I don’t think that I’m at all unique in this. I’ve made multiple comments about why I think AI going foom is unlikely and discussing what I consider to be serious problems with cryonics. Almost every single one has been upvoted sometimes quite highly.
I’ve heard that we are supposed to upvote something if we want to see more like it on LessWrong. And that seems like a good rule of thumb. I usually upvote a post or comment before replying to it, because that typically means it’s a subject I want more discussion on. And I comment more often when I have a disagreement, or at least feel that something’s been left out.
Why do you sometimes upvote comments that you disagree with? Do you mean comments that make statements you agree with in support of positions you disagree with?
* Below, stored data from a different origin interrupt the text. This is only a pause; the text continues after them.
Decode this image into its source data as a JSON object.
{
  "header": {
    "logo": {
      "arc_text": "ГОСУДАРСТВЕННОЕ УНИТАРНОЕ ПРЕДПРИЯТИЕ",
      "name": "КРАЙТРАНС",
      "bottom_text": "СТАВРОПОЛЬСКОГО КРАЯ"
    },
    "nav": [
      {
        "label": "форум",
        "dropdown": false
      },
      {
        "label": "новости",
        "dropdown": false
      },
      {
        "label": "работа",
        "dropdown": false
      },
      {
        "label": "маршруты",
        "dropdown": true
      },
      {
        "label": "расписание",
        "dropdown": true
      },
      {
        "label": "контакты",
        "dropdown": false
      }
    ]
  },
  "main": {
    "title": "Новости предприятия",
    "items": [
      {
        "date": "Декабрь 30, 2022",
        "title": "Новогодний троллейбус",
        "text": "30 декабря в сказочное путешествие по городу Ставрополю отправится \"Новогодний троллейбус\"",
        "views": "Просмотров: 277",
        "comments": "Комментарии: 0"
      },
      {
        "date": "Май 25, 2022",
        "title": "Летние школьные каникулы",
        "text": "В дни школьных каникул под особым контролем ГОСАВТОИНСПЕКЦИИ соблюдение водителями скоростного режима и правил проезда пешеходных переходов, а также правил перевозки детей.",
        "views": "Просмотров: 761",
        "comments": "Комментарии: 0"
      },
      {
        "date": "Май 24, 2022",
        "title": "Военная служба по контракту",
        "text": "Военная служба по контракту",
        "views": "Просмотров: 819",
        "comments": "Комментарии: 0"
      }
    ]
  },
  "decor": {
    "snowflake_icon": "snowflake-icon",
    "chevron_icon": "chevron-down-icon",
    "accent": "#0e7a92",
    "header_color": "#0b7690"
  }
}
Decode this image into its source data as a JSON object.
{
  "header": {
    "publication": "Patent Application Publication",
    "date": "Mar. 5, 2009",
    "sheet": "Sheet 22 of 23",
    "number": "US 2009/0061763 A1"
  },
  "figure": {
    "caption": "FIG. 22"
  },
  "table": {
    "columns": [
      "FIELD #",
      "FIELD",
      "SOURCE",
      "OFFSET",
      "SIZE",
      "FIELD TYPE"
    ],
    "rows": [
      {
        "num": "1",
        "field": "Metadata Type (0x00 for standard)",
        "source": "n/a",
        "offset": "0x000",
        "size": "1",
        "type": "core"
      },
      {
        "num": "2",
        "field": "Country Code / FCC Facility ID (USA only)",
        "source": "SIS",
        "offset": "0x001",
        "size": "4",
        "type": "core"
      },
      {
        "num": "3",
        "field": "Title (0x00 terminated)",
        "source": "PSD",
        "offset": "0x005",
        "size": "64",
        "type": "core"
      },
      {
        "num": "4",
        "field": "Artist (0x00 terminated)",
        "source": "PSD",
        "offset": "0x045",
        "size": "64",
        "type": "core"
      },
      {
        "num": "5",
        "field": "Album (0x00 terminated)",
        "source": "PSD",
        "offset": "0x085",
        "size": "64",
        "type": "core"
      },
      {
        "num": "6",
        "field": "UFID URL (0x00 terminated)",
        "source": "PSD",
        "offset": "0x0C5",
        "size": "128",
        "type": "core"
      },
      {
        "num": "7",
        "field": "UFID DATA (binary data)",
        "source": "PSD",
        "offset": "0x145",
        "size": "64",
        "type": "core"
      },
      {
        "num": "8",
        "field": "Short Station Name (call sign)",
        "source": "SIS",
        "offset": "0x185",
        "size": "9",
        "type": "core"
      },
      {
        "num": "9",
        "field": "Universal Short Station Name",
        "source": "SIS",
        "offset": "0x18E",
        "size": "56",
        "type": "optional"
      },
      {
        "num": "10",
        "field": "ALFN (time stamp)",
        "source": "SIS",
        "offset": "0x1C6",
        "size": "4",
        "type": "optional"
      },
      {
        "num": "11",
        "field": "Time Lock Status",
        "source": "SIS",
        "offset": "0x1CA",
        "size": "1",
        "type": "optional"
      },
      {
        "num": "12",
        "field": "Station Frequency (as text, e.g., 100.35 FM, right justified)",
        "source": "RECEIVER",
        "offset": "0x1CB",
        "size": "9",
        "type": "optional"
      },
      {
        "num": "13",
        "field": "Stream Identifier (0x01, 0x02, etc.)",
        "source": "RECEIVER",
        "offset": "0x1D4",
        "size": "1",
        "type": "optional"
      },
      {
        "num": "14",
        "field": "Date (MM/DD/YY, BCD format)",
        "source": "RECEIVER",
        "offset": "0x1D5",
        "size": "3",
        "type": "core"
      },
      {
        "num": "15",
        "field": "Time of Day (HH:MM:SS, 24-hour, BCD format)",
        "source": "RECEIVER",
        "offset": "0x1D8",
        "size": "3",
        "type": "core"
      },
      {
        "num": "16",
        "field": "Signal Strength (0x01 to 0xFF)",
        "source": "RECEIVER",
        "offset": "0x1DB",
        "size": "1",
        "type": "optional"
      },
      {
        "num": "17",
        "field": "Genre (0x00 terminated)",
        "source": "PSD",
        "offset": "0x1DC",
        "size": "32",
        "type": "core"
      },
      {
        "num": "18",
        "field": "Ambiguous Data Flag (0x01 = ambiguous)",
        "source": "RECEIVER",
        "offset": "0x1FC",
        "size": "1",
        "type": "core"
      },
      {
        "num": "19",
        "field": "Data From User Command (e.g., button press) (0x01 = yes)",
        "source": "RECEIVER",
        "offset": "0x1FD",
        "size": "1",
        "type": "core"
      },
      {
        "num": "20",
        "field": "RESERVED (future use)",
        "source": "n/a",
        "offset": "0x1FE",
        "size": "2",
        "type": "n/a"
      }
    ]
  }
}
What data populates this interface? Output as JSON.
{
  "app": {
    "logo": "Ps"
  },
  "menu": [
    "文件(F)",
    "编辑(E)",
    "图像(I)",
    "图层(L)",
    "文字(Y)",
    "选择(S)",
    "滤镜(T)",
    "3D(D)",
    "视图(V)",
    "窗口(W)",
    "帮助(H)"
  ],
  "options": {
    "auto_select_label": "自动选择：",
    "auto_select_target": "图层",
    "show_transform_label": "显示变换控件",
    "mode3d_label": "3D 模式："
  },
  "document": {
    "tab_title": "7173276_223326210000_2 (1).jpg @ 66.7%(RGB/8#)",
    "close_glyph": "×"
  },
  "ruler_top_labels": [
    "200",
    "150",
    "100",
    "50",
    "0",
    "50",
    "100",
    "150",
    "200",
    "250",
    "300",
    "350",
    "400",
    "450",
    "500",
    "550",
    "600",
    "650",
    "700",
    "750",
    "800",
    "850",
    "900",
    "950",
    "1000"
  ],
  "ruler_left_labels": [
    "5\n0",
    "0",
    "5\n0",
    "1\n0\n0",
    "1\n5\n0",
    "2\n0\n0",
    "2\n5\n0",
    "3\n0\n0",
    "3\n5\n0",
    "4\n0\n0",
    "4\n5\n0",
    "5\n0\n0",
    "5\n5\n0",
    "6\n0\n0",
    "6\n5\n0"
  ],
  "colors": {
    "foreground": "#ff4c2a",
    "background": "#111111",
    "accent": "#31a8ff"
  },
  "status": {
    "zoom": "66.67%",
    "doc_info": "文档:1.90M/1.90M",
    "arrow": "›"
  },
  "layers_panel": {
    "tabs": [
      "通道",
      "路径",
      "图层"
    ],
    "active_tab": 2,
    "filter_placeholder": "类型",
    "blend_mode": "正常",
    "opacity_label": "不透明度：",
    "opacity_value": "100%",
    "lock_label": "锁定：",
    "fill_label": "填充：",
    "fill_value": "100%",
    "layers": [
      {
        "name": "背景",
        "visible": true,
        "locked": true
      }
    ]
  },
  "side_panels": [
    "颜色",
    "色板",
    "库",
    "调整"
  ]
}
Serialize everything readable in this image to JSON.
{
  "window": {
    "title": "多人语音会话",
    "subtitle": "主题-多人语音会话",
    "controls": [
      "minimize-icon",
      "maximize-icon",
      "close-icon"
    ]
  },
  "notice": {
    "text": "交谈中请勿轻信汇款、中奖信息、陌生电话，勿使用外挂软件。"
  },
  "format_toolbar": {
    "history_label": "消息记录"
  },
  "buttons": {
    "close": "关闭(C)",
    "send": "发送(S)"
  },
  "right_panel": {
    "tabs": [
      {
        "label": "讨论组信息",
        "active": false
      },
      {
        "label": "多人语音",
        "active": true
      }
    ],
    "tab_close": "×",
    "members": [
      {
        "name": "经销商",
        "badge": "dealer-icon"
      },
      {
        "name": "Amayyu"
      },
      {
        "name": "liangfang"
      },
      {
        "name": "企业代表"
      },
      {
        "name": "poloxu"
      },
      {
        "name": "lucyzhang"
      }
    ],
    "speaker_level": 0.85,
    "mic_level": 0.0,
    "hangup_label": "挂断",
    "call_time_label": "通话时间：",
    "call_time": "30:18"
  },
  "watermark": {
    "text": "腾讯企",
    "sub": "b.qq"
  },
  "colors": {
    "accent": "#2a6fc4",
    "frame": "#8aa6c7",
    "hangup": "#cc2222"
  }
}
I mean positions that I disagree with but make me think. This includes arguments that I had not considered that seem worthwhile to consider even if they aren’t persuasive, and posts where even if the conclusions are wrong use interesting facts that I wasn’t aware of, or posts that while I disagree with parts have other good points in them. Sometimes I will upvote a comment I disagree with simply because it is a demonstration of extreme civility in a highly controversial issue (so for example some of the recent discussions on gender issues I was impressed enough with the cordiality and thoughtfulness of people arguing different positions that I upvoted a lot of the comments).
In general, if a comment makes me think and makes me feel like reading it was a useful way to spend my time, I’ll upvote it.
Of all the votes I’ve given I don’t recall thinking my being hungry, or distracted, or etc. was a deciding factor, but those things are reasons as much as my sensible half-rationalizations that are also real reasons.